The recommendation related to Cosgrove's conduct while presiding over the first-degree murder trial of Julia Elliott in 1997. Cosgrove found that police and Crown officials violated the Charter rights of the accused on over 150 occasions, and ordered her release. In 2003, the Ontario Court of Appeal ruled that Cosgrove J.'s findings were without merit and ordered Elliott to be retried. She pleaded guilty in 2005. Attorney General Michael Bryant complained to the CJC thereafter.

The CJC canvassed the misconduct giving rise to the ruling of abuse of process, which included:

  • giving rise to an apprehension of bias;
  • repeated and unwarranted interference in the activities of the Crown and the RCMP;
  • unfounded threats of arrest or citation for contempt;
  • rude, abusive or intemperate language; and
  • arbitrarily suppressing a federal immigration warrant.

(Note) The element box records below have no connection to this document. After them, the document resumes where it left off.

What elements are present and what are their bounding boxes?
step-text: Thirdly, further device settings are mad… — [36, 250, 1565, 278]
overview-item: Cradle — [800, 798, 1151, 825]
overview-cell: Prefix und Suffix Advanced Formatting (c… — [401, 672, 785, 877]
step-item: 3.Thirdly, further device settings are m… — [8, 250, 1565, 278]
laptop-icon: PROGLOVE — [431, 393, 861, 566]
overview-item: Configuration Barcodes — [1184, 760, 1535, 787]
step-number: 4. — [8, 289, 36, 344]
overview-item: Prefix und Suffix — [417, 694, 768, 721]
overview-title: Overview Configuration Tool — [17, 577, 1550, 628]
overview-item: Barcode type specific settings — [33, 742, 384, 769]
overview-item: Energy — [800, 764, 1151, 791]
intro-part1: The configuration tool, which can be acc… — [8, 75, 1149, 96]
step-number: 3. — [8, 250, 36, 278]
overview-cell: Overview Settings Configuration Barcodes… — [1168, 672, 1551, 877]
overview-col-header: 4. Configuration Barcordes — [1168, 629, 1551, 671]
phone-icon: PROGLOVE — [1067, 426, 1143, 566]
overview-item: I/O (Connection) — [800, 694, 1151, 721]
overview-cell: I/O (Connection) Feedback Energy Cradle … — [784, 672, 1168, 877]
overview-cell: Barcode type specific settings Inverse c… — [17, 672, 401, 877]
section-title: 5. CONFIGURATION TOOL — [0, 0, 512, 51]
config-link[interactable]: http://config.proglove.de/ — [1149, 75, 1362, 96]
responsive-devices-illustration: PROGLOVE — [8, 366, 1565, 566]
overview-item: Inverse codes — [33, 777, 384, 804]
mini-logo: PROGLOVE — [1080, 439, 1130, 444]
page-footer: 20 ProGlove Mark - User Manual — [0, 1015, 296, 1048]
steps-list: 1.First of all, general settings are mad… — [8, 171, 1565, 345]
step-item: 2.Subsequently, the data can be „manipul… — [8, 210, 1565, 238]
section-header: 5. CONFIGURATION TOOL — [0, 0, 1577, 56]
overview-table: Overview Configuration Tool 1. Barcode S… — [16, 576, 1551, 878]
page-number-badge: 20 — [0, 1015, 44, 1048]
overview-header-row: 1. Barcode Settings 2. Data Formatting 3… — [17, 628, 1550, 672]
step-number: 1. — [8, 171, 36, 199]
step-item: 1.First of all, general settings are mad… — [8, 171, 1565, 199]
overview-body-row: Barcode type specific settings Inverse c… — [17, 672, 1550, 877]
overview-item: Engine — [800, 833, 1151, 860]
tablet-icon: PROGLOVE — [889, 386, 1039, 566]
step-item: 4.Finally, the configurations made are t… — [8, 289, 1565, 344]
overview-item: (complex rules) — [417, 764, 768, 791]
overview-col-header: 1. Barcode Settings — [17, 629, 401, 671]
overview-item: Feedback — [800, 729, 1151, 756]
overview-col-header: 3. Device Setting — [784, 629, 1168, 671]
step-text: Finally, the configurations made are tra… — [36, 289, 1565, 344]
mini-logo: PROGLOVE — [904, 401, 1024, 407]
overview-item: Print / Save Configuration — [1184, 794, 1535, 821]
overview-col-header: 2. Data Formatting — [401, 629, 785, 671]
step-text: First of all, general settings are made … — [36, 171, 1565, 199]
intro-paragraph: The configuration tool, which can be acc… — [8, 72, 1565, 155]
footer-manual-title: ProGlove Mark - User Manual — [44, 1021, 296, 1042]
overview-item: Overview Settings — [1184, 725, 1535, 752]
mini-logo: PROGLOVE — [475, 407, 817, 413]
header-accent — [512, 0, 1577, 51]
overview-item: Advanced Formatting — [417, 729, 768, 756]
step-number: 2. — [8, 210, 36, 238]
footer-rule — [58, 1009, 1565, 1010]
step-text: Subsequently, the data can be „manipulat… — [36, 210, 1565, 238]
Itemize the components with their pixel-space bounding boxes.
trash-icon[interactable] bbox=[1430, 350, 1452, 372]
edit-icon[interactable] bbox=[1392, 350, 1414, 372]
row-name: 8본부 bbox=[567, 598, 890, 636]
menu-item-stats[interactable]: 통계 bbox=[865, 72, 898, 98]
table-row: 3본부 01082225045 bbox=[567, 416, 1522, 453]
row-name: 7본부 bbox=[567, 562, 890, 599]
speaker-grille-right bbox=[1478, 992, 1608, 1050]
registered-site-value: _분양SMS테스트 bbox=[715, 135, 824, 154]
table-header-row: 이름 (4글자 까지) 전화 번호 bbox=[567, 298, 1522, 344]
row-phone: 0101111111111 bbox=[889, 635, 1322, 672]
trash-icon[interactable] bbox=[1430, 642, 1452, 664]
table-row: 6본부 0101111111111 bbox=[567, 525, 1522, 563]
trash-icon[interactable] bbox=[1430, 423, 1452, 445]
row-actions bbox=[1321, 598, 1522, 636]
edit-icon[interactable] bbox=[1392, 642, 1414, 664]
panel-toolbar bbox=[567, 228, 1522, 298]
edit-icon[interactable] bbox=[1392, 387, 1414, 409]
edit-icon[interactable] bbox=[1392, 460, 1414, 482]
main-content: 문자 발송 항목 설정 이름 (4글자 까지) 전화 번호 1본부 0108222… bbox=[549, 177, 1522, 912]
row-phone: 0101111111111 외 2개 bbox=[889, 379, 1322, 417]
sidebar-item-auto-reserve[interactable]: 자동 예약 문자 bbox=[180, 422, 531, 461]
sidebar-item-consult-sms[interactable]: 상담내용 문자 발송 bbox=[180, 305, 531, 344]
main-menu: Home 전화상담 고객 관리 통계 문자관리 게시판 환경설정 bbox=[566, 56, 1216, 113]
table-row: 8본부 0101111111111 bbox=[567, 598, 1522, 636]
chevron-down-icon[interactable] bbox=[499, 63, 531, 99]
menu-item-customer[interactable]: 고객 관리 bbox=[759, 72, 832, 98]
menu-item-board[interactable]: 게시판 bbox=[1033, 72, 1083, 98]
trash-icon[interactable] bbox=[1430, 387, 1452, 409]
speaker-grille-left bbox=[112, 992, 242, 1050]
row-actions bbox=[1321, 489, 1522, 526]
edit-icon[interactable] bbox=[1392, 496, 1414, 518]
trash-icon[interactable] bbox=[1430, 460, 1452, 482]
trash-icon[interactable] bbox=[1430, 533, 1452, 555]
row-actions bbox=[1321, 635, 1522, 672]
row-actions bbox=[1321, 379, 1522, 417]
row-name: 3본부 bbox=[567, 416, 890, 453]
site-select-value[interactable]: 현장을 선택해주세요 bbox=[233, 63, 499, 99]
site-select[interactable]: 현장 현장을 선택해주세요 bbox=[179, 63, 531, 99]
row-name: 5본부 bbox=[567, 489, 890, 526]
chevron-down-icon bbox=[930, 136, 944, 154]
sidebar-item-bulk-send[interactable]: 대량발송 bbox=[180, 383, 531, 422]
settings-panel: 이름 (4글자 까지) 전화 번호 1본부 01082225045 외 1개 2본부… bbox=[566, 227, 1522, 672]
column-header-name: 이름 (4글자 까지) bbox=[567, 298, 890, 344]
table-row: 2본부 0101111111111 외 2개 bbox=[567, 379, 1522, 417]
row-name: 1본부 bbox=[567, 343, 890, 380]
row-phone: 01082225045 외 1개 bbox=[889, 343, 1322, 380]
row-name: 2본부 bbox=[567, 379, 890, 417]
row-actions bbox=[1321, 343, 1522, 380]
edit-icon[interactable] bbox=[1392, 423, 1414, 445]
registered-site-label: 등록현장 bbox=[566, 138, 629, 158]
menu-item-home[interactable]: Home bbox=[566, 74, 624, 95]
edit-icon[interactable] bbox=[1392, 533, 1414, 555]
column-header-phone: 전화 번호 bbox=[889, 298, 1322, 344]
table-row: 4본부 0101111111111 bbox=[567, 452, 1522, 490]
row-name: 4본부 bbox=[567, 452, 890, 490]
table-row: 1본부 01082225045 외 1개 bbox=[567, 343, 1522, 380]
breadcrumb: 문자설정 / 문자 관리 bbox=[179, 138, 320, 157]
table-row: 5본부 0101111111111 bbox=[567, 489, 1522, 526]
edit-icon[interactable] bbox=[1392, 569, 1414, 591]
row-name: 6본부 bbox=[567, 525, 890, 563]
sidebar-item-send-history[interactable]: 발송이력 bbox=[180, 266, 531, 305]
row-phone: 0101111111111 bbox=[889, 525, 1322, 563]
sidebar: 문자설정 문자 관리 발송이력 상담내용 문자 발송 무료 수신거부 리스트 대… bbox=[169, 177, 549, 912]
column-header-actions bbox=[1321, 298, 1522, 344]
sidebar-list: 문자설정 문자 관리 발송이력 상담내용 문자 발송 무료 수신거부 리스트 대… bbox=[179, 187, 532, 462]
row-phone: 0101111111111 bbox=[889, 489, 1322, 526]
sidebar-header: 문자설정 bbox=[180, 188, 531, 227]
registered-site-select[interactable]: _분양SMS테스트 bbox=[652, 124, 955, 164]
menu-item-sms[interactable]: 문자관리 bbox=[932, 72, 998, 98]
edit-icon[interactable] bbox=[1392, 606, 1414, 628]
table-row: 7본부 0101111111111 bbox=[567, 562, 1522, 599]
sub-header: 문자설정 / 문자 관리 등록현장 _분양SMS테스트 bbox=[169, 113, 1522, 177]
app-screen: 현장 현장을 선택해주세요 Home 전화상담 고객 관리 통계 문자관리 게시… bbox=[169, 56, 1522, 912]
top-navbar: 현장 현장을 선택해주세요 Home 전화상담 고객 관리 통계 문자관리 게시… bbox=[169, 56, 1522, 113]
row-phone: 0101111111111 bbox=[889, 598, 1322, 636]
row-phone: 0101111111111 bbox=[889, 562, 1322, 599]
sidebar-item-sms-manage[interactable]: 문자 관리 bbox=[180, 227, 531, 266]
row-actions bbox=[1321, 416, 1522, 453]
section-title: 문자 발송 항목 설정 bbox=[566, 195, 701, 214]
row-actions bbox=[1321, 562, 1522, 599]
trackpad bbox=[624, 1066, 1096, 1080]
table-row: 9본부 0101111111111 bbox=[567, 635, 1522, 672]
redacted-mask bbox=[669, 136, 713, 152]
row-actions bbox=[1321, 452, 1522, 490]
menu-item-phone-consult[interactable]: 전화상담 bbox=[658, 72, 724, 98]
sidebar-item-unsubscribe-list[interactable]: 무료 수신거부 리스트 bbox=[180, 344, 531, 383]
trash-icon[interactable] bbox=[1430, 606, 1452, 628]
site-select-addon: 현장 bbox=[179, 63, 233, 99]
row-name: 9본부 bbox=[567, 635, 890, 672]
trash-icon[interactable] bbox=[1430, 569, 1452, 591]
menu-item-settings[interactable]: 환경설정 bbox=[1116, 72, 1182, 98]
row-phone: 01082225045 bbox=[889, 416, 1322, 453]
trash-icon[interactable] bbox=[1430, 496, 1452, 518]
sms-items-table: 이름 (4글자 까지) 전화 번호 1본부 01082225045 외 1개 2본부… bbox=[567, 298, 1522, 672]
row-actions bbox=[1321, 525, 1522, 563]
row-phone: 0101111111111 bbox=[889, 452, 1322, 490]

The disgraced judge's fate now lies with federal Justice Minister Rob Nicholson and his recommendation to Parliament.

In December, Cosgrove will turn 75, the age when judges are required to retire. Should Parliament break with longstanding tradition and take swift action against him before then, Cosgrove stands to lose his $170,000 annual pension.

Cosgrove sat on the bench for 25 years. Prior to his appointment in 1984, he served as public works commissioner and as the mayor of Scarborough.

This would mark the first time Parliament has removed a judge from office. In 1996, Justice Jean Bienvenue narrowly avoided that honour by resigning before the axe could fall.

Chances to kick a superior court judge while he's down come seldom, and The Other Half would hate to pass up that chance in favour of such a fleeting virtue as decorum -- why, if the undoing of Cosgrove J. has taught us anything, it's that 25 years of decorum can be dashed by a mere 150 unfounded determinations of police misconduct. As such, the following are some helpful suggestions to sitting judges, derived from Cosgrove J.'s ongoing misfortune:

  1. So your peers in the Canadian judiciary feel you've undermined confidence in the justice system and brought shame upon the silk robe; discretion is the better part of valour! Apologize early and often.
  2. When levying baseless threats and accusations of misconduct against the police and Crown, ask yourself: how much is too much?
  3. It is never too late to cultivate a personal relationship with the Attorney General. After all, political connections got you the job in the first place!